Mit diesem Motto führte ich meinen unbeteiligt aussehenden Wallach an den neugierigen Blicken der Schüler/innen vorbei und stellte ihn in die vorgesehene Box.

Ohne große Blicke an die Menschen zu verschwenden, verließ ich den Stall wieder und schloss den Hänger.

Ich hatte gerade herzlich wenig Lust ihn auszuräumen und beschränkte meinen Tagesablauf auf essen-duschen-schlafen.
Mit diesem grandiosen Plan im Kopf, lief ich zu dem weitläufigen wunderschönen Gebäude, betrat es und steuerte unumgänglich die Cafeteria an.
Als ich diese betrat, schlug mir eine angenehmer Duft von essen ins Gesicht und so viele Blicke, dass ich erst gar keine Lust hatte sie zu zählen.

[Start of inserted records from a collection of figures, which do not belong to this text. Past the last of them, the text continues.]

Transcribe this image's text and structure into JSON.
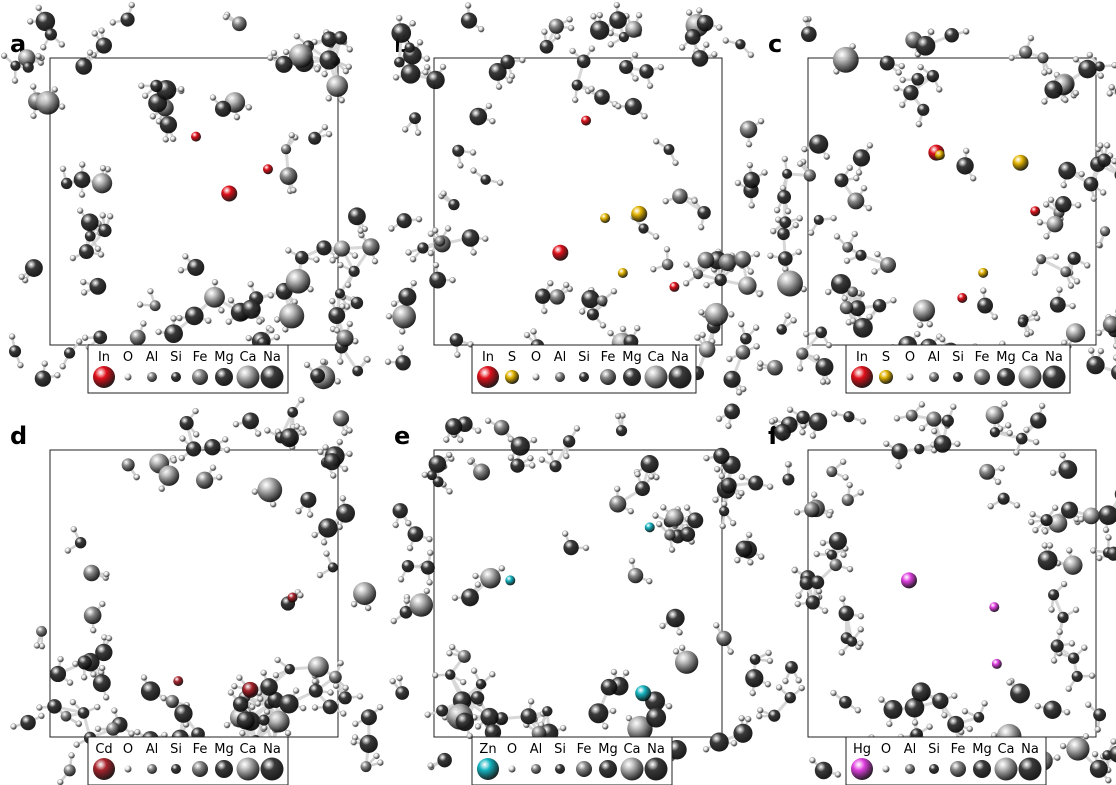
{
  "panels": [
    {
      "label": "a",
      "legend": [
        {
          "symbol": "In",
          "color": "#e0101a"
        },
        {
          "symbol": "O"
        },
        {
          "symbol": "Al"
        },
        {
          "symbol": "Si"
        },
        {
          "symbol": "Fe"
        },
        {
          "symbol": "Mg"
        },
        {
          "symbol": "Ca"
        },
        {
          "symbol": "Na"
        }
      ]
    },
    {
      "label": "b",
      "legend": [
        {
          "symbol": "In",
          "color": "#e0101a"
        },
        {
          "symbol": "S",
          "color": "#e3b400"
        },
        {
          "symbol": "O"
        },
        {
          "symbol": "Al"
        },
        {
          "symbol": "Si"
        },
        {
          "symbol": "Fe"
        },
        {
          "symbol": "Mg"
        },
        {
          "symbol": "Ca"
        },
        {
          "symbol": "Na"
        }
      ]
    },
    {
      "label": "c",
      "legend": [
        {
          "symbol": "In",
          "color": "#e0101a"
        },
        {
          "symbol": "S",
          "color": "#e3b400"
        },
        {
          "symbol": "O"
        },
        {
          "symbol": "Al"
        },
        {
          "symbol": "Si"
        },
        {
          "symbol": "Fe"
        },
        {
          "symbol": "Mg"
        },
        {
          "symbol": "Ca"
        },
        {
          "symbol": "Na"
        }
      ]
    },
    {
      "label": "d",
      "legend": [
        {
          "symbol": "Cd",
          "color": "#a8242c"
        },
        {
          "symbol": "O"
        },
        {
          "symbol": "Al"
        },
        {
          "symbol": "Si"
        },
        {
          "symbol": "Fe"
        },
        {
          "symbol": "Mg"
        },
        {
          "symbol": "Ca"
        },
        {
          "symbol": "Na"
        }
      ]
    },
    {
      "label": "e",
      "legend": [
        {
          "symbol": "Zn",
          "color": "#14b4c0"
        },
        {
          "symbol": "O"
        },
        {
          "symbol": "Al"
        },
        {
          "symbol": "Si"
        },
        {
          "symbol": "Fe"
        },
        {
          "symbol": "Mg"
        },
        {
          "symbol": "Ca"
        },
        {
          "symbol": "Na"
        }
      ]
    },
    {
      "label": "f",
      "legend": [
        {
          "symbol": "Hg",
          "color": "#e040e0"
        },
        {
          "symbol": "O"
        },
        {
          "symbol": "Al"
        },
        {
          "symbol": "Si"
        },
        {
          "symbol": "Fe"
        },
        {
          "symbol": "Mg"
        },
        {
          "symbol": "Ca"
        },
        {
          "symbol": "Na"
        }
      ]
    }
  ]
}
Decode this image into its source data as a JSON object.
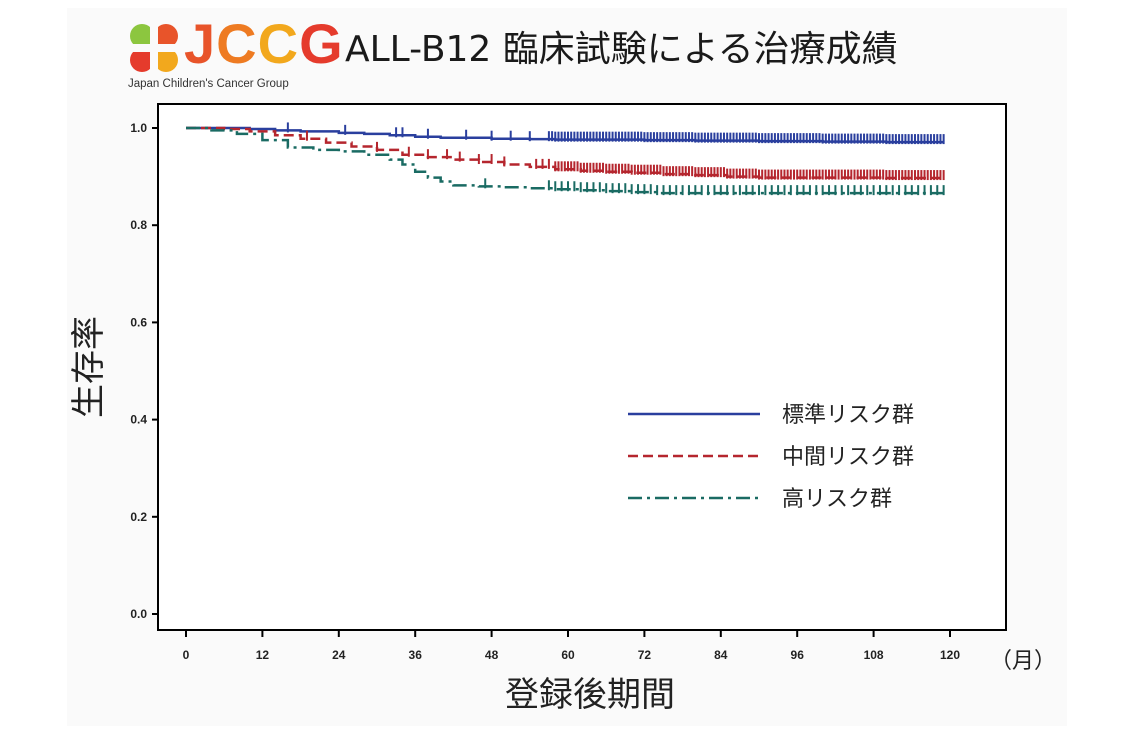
{
  "header": {
    "logo_word": [
      "J",
      "C",
      "C",
      "G"
    ],
    "logo_tagline": "Japan Children's Cancer Group",
    "logo_colors": [
      "#e8542a",
      "#ee7b22",
      "#f2a81d",
      "#e53b2c"
    ],
    "title": "ALL-B12 臨床試験による治療成績"
  },
  "chart_data": {
    "type": "line",
    "step": true,
    "xlabel": "登録後期間",
    "xunit": "（月）",
    "ylabel": "生存率",
    "xlim": [
      0,
      120
    ],
    "ylim": [
      0,
      1.0
    ],
    "xticks": [
      0,
      12,
      24,
      36,
      48,
      60,
      72,
      84,
      96,
      108,
      120
    ],
    "yticks": [
      "0.0",
      "0.2",
      "0.4",
      "0.6",
      "0.8",
      "1.0"
    ],
    "grid": false,
    "legend_position": "center-right",
    "series": [
      {
        "name": "標準リスク群",
        "color": "#2a3f9e",
        "dash": "solid",
        "points": [
          [
            0,
            1.0
          ],
          [
            6,
            1.0
          ],
          [
            10,
            0.998
          ],
          [
            14,
            0.995
          ],
          [
            18,
            0.993
          ],
          [
            24,
            0.99
          ],
          [
            28,
            0.988
          ],
          [
            32,
            0.985
          ],
          [
            36,
            0.982
          ],
          [
            40,
            0.98
          ],
          [
            48,
            0.978
          ],
          [
            54,
            0.977
          ],
          [
            58,
            0.976
          ],
          [
            66,
            0.976
          ],
          [
            72,
            0.975
          ],
          [
            80,
            0.974
          ],
          [
            90,
            0.973
          ],
          [
            100,
            0.972
          ],
          [
            110,
            0.971
          ],
          [
            119,
            0.971
          ]
        ],
        "censor_x": [
          16,
          25,
          33,
          34,
          38,
          44,
          48,
          51,
          54,
          57,
          57.5,
          58,
          58.5,
          59,
          59.5,
          60,
          60.5,
          61,
          61.5,
          62,
          62.5,
          63,
          63.5,
          64,
          64.5,
          65,
          65.5,
          66,
          66.5,
          67,
          67.5,
          68,
          68.5,
          69,
          69.5,
          70,
          70.5,
          71,
          71.5,
          72,
          72.5,
          73,
          73.5,
          74,
          74.5,
          75,
          75.5,
          76,
          76.5,
          77,
          77.5,
          78,
          78.5,
          79,
          79.5,
          80,
          80.5,
          81,
          81.5,
          82,
          82.5,
          83,
          83.5,
          84,
          84.5,
          85,
          85.5,
          86,
          86.5,
          87,
          87.5,
          88,
          88.5,
          89,
          89.5,
          90,
          90.5,
          91,
          91.5,
          92,
          92.5,
          93,
          93.5,
          94,
          94.5,
          95,
          95.5,
          96,
          96.5,
          97,
          97.5,
          98,
          98.5,
          99,
          99.5,
          100,
          100.5,
          101,
          101.5,
          102,
          102.5,
          103,
          103.5,
          104,
          104.5,
          105,
          105.5,
          106,
          106.5,
          107,
          107.5,
          108,
          108.5,
          109,
          109.5,
          110,
          110.5,
          111,
          111.5,
          112,
          112.5,
          113,
          113.5,
          114,
          114.5,
          115,
          115.5,
          116,
          116.5,
          117,
          117.5,
          118,
          118.5,
          119
        ]
      },
      {
        "name": "中間リスク群",
        "color": "#b5262e",
        "dash": "dashed",
        "points": [
          [
            0,
            1.0
          ],
          [
            6,
            0.998
          ],
          [
            10,
            0.993
          ],
          [
            14,
            0.985
          ],
          [
            18,
            0.978
          ],
          [
            22,
            0.97
          ],
          [
            26,
            0.962
          ],
          [
            30,
            0.955
          ],
          [
            34,
            0.945
          ],
          [
            38,
            0.94
          ],
          [
            42,
            0.935
          ],
          [
            46,
            0.93
          ],
          [
            50,
            0.925
          ],
          [
            54,
            0.92
          ],
          [
            58,
            0.915
          ],
          [
            62,
            0.912
          ],
          [
            66,
            0.91
          ],
          [
            70,
            0.908
          ],
          [
            75,
            0.905
          ],
          [
            80,
            0.903
          ],
          [
            85,
            0.9
          ],
          [
            90,
            0.898
          ],
          [
            100,
            0.898
          ],
          [
            110,
            0.897
          ],
          [
            119,
            0.897
          ]
        ],
        "censor_x": [
          19,
          30,
          35,
          38,
          41,
          43,
          46,
          48,
          50,
          55,
          56,
          57,
          58,
          58.5,
          59,
          59.5,
          60,
          60.5,
          61,
          61.5,
          62,
          62.5,
          63,
          63.5,
          64,
          64.5,
          65,
          65.5,
          66,
          66.5,
          67,
          67.5,
          68,
          68.5,
          69,
          69.5,
          70,
          70.5,
          71,
          71.5,
          72,
          72.5,
          73,
          73.5,
          74,
          74.5,
          75,
          75.5,
          76,
          76.5,
          77,
          77.5,
          78,
          78.5,
          79,
          79.5,
          80,
          80.5,
          81,
          81.5,
          82,
          82.5,
          83,
          83.5,
          84,
          84.5,
          85,
          85.5,
          86,
          86.5,
          87,
          87.5,
          88,
          88.5,
          89,
          89.5,
          90,
          90.5,
          91,
          91.5,
          92,
          92.5,
          93,
          93.5,
          94,
          94.5,
          95,
          95.5,
          96,
          96.5,
          97,
          97.5,
          98,
          98.5,
          99,
          99.5,
          100,
          100.5,
          101,
          101.5,
          102,
          102.5,
          103,
          103.5,
          104,
          104.5,
          105,
          105.5,
          106,
          106.5,
          107,
          107.5,
          108,
          108.5,
          109,
          109.5,
          110,
          110.5,
          111,
          111.5,
          112,
          112.5,
          113,
          113.5,
          114,
          114.5,
          115,
          115.5,
          116,
          116.5,
          117,
          117.5,
          118,
          118.5,
          119
        ]
      },
      {
        "name": "高リスク群",
        "color": "#1a6b63",
        "dash": "dashdot",
        "points": [
          [
            0,
            1.0
          ],
          [
            4,
            0.995
          ],
          [
            8,
            0.988
          ],
          [
            12,
            0.975
          ],
          [
            16,
            0.96
          ],
          [
            20,
            0.955
          ],
          [
            24,
            0.952
          ],
          [
            28,
            0.945
          ],
          [
            32,
            0.935
          ],
          [
            34,
            0.925
          ],
          [
            36,
            0.91
          ],
          [
            38,
            0.898
          ],
          [
            40,
            0.89
          ],
          [
            42,
            0.882
          ],
          [
            46,
            0.88
          ],
          [
            50,
            0.878
          ],
          [
            54,
            0.876
          ],
          [
            58,
            0.874
          ],
          [
            62,
            0.872
          ],
          [
            66,
            0.87
          ],
          [
            70,
            0.868
          ],
          [
            74,
            0.866
          ],
          [
            119,
            0.866
          ]
        ],
        "censor_x": [
          47,
          57,
          58,
          59,
          60,
          61,
          62,
          63,
          64,
          65,
          66,
          67,
          68,
          69,
          70,
          71,
          72,
          73,
          74,
          75,
          76,
          77,
          78,
          79,
          80,
          81,
          82,
          83,
          84,
          85,
          86,
          87,
          88,
          89,
          90,
          91,
          92,
          93,
          94,
          95,
          96,
          97,
          98,
          99,
          100,
          101,
          102,
          103,
          104,
          105,
          106,
          107,
          108,
          109,
          110,
          111,
          112,
          113,
          114,
          115,
          116,
          117,
          118,
          119
        ]
      }
    ]
  }
}
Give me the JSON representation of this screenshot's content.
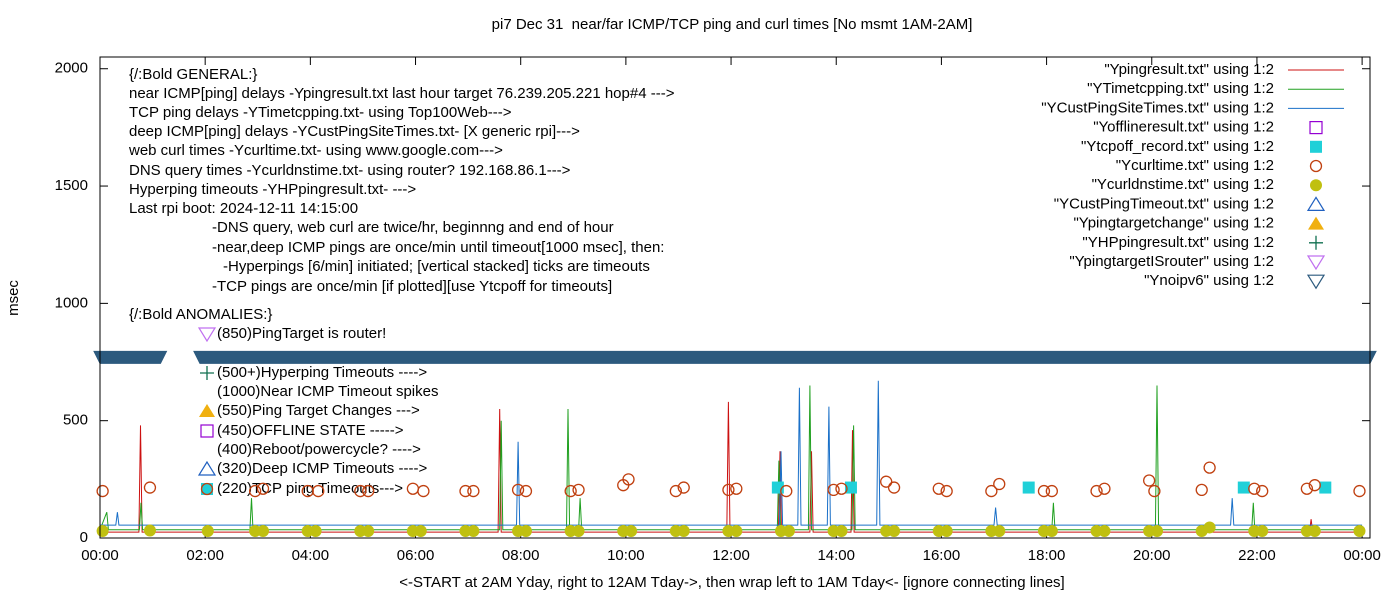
{
  "chart_data": {
    "type": "line",
    "title": "pi7 Dec 31  near/far ICMP/TCP ping and curl times [No msmt 1AM-2AM]",
    "x_label": "<-START at 2AM Yday, right to 12AM Tday->, then wrap left to 1AM Tday<- [ignore connecting lines]",
    "y_label": "msec",
    "xlim": [
      0,
      24.15
    ],
    "ylim": [
      0,
      2050
    ],
    "xticks": [
      {
        "value": 0,
        "label": "00:00"
      },
      {
        "value": 2,
        "label": "02:00"
      },
      {
        "value": 4,
        "label": "04:00"
      },
      {
        "value": 6,
        "label": "06:00"
      },
      {
        "value": 8,
        "label": "08:00"
      },
      {
        "value": 10,
        "label": "10:00"
      },
      {
        "value": 12,
        "label": "12:00"
      },
      {
        "value": 14,
        "label": "14:00"
      },
      {
        "value": 16,
        "label": "16:00"
      },
      {
        "value": 18,
        "label": "18:00"
      },
      {
        "value": 20,
        "label": "20:00"
      },
      {
        "value": 22,
        "label": "22:00"
      },
      {
        "value": 24,
        "label": "00:00"
      }
    ],
    "yticks": [
      0,
      500,
      1000,
      1500,
      2000
    ],
    "legend": "top-right",
    "notes": [
      "{/:Bold GENERAL:}",
      "near ICMP[ping] delays -Ypingresult.txt last hour target 76.239.205.221 hop#4 --->",
      "TCP ping delays -YTimetcpping.txt- using Top100Web--->",
      "deep ICMP[ping] delays -YCustPingSiteTimes.txt- [X generic rpi]--->",
      "web curl times -Ycurltime.txt- using www.google.com--->",
      "DNS query times -Ycurldnstime.txt- using router? 192.168.86.1--->",
      "Hyperping timeouts -YHPpingresult.txt- --->",
      "Last rpi boot: 2024-12-11 14:15:00",
      "-DNS query, web curl are twice/hr, beginnng and end of hour",
      "-near,deep ICMP pings are once/min until timeout[1000 msec], then:",
      "-Hyperpings [6/min] initiated; [vertical stacked] ticks are timeouts",
      "-TCP pings are once/min [if plotted][use Ytcpoff for timeouts]",
      "{/:Bold ANOMALIES:}"
    ],
    "anomalies": [
      "(850)PingTarget is router!",
      "(500+)Hyperping Timeouts ---->",
      "(1000)Near ICMP Timeout spikes",
      "(550)Ping Target Changes --->",
      "(450)OFFLINE STATE ----->",
      "(400)Reboot/powercycle? ---->",
      "(320)Deep ICMP Timeouts ---->",
      "(220)TCP ping Timeouts--->"
    ],
    "series": [
      {
        "name": "\"Ypingresult.txt\" using 1:2",
        "color": "#cc1010",
        "marker": "line",
        "x": [
          0,
          0.74,
          0.77,
          0.8,
          1.1,
          2,
          7.57,
          7.6,
          7.63,
          11.92,
          11.95,
          11.98,
          12.9,
          12.93,
          12.96,
          13.5,
          13.53,
          13.56,
          14.28,
          14.31,
          14.34,
          23,
          23.03,
          23.06,
          24
        ],
        "values": [
          25,
          25,
          480,
          25,
          25,
          25,
          25,
          550,
          25,
          25,
          580,
          25,
          25,
          370,
          25,
          25,
          370,
          25,
          25,
          460,
          25,
          25,
          80,
          25,
          25
        ]
      },
      {
        "name": "\"YTimetcpping.txt\" using 1:2",
        "color": "#20a020",
        "marker": "line",
        "x": [
          0,
          0.13,
          0.16,
          0.75,
          0.78,
          0.81,
          1.1,
          2,
          2.85,
          2.88,
          2.91,
          7.6,
          7.63,
          7.66,
          8.87,
          8.9,
          8.93,
          9.1,
          9.13,
          9.16,
          12.88,
          12.91,
          12.94,
          13.47,
          13.5,
          13.53,
          14.3,
          14.33,
          14.36,
          18.1,
          18.13,
          18.16,
          20.07,
          20.1,
          20.13,
          21.9,
          21.93,
          21.96,
          24
        ],
        "values": [
          35,
          110,
          35,
          35,
          150,
          35,
          35,
          35,
          35,
          170,
          35,
          35,
          500,
          35,
          35,
          550,
          35,
          35,
          170,
          35,
          35,
          330,
          35,
          35,
          650,
          35,
          35,
          480,
          35,
          35,
          150,
          35,
          35,
          650,
          35,
          35,
          150,
          35,
          35
        ]
      },
      {
        "name": "\"YCustPingSiteTimes.txt\" using 1:2",
        "color": "#1a70c8",
        "marker": "line",
        "x": [
          0,
          0.3,
          0.33,
          0.36,
          1.1,
          2,
          7.92,
          7.95,
          7.98,
          12.92,
          12.95,
          12.98,
          13.27,
          13.3,
          13.33,
          13.83,
          13.86,
          13.89,
          14.77,
          14.8,
          14.83,
          17,
          17.03,
          17.06,
          21.5,
          21.53,
          21.56,
          24
        ],
        "values": [
          55,
          55,
          110,
          55,
          55,
          55,
          55,
          410,
          55,
          55,
          370,
          55,
          55,
          640,
          55,
          55,
          560,
          55,
          55,
          670,
          55,
          55,
          130,
          55,
          55,
          170,
          55,
          55
        ]
      },
      {
        "name": "\"Yofflineresult.txt\" using 1:2",
        "color": "#9400d3",
        "marker": "square-open",
        "x": [],
        "values": []
      },
      {
        "name": "\"Ytcpoff_record.txt\" using 1:2",
        "color": "#20d0d8",
        "marker": "square",
        "x": [
          12.89,
          14.28,
          17.66,
          21.75,
          23.3
        ],
        "values": [
          215,
          215,
          215,
          215,
          215
        ]
      },
      {
        "name": "\"Ycurltime.txt\" using 1:2",
        "color": "#c04010",
        "marker": "circle-open",
        "x": [
          0.05,
          0.95,
          2.95,
          3.1,
          3.95,
          4.15,
          4.95,
          5.1,
          5.95,
          6.15,
          6.95,
          7.1,
          7.95,
          8.1,
          8.95,
          9.1,
          9.95,
          10.05,
          10.95,
          11.1,
          11.95,
          12.1,
          13.05,
          13.95,
          14.1,
          14.95,
          15.1,
          15.95,
          16.1,
          16.95,
          17.1,
          17.95,
          18.1,
          18.95,
          19.1,
          19.95,
          20.05,
          20.95,
          21.1,
          21.95,
          22.1,
          22.95,
          23.1,
          23.95
        ],
        "values": [
          200,
          215,
          200,
          210,
          200,
          200,
          200,
          200,
          210,
          200,
          200,
          200,
          205,
          200,
          200,
          205,
          225,
          250,
          200,
          215,
          205,
          210,
          200,
          205,
          210,
          240,
          215,
          210,
          200,
          200,
          230,
          200,
          200,
          200,
          210,
          245,
          200,
          205,
          300,
          210,
          200,
          210,
          225,
          200
        ]
      },
      {
        "name": "\"Ycurldnstime.txt\" using 1:2",
        "color": "#c0c010",
        "marker": "dot",
        "x": [
          0.05,
          0.95,
          2.05,
          2.95,
          3.1,
          3.95,
          4.1,
          4.95,
          5.1,
          5.95,
          6.1,
          6.95,
          7.1,
          7.95,
          8.1,
          8.95,
          9.1,
          9.95,
          10.1,
          10.95,
          11.1,
          11.95,
          12.1,
          12.95,
          13.1,
          13.95,
          14.1,
          14.95,
          15.1,
          15.95,
          16.1,
          16.95,
          17.1,
          17.95,
          18.1,
          18.95,
          19.1,
          19.95,
          20.1,
          20.95,
          21.1,
          21.95,
          22.1,
          22.95,
          23.1,
          23.95
        ],
        "values": [
          30,
          32,
          30,
          30,
          30,
          30,
          30,
          30,
          30,
          30,
          30,
          30,
          30,
          30,
          30,
          30,
          30,
          30,
          30,
          30,
          30,
          30,
          30,
          30,
          30,
          30,
          30,
          30,
          30,
          30,
          30,
          30,
          30,
          30,
          30,
          30,
          30,
          30,
          30,
          30,
          45,
          30,
          30,
          30,
          30,
          30
        ]
      },
      {
        "name": "\"YCustPingTimeout.txt\" using 1:2",
        "color": "#2060c0",
        "marker": "triangle-open",
        "x": [],
        "values": []
      },
      {
        "name": "\"Ypingtargetchange\" using 1:2",
        "color": "#f0b010",
        "marker": "triangle",
        "x": [],
        "values": []
      },
      {
        "name": "\"YHPpingresult.txt\" using 1:2",
        "color": "#107050",
        "marker": "plus",
        "x": [],
        "values": []
      },
      {
        "name": "\"YpingtargetISrouter\" using 1:2",
        "color": "#c070f0",
        "marker": "triangle-down-open",
        "x": [],
        "values": []
      },
      {
        "name": "\"Ynoipv6\" using 1:2",
        "color": "#2c5a7e",
        "marker": "triangle-down",
        "style": "band",
        "x": [
          0,
          1.15,
          1.5,
          1.9,
          24.15
        ],
        "values": [
          770,
          770,
          null,
          770,
          770
        ]
      }
    ]
  }
}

Höflich grüßte ich die alte Dame an der Essensausgabe und bekam kurz darauf einen ordentlich vollgehäuften Teller mit Lasagne.
Kurzerhand drehte ich mich um und lies meinen Blick über die manch vertrauten und manch fremden Gesichtern schweifen.
Tatsächlich entdeckte ich Melli, die mir einem mir fremden Mädchen an einem kleinen Tisch saß.
Zielsicher steuerte ich auf sie zu und lies mich kurzerhand neben sie fallen.

„Juan!"
Freudestrahlend fiel mir die kleine Brünette um den Hals.
Lächelnd erwiderte ich die Umarmung.
„Hey"
brummte ich zur Begrüßung und zog mich kurz darauf zurück.
Lächelnd wendete Melli sich dem Mädchen zu, dass etwas hilflos in ihrem Essen herumstocherte.
„Enya? Das ist Juan!"
Ein paar blonde Strähnen fielen in ihr Gesicht, als sie den Kopf hob und mir ein unsicheres Lächeln schenkte.
„Hi"
Kurz musterte ich sie, bevor ich ihr zunickte.

„Freut mich dich kennenzulernen"
Und das tat es tatsächlich.
Sie schien keine hyperaktive Zicke zu sein, wie Emily und Rachel - zwei Blondinen die zu viel Geld und zu wenig Selbstreflexion besaßen - und genau das gefiel mir jetzt schon an ihr.
„Wann hast du morgen Training?"
Unterbrach Melli meine Gedanken.
„Keine Ahnung, ich kam noch nicht dazu in die Liste zu schauen"
Schulterzuckend spießte ich etwas essen auf.
Enya grinste kurz, allerdings verschwand dies genauso schnell, wie es gekommen war.
Kopfschüttelnd sah mich Melli an.
„War ja klar"

„Ich meine dich in der 10:00 Uhr Liste gesehen zu haben..
Aber seh besser nochmal nach.
Es kann auch sein, dass ich mich irre"
Überrascht glitt mein Blick zu meinem gegenüber.
So viele Worte auf einmal?
Ich verkniff mir jeglichen unfreundlichen Kommentar, bezüglich dieses Themas.
„Danke, aber ich vertrau auf dich"
Ein Lächeln stahl sich auf meine Lippen, während sie die Augen verdrehte und den Kopf einzog.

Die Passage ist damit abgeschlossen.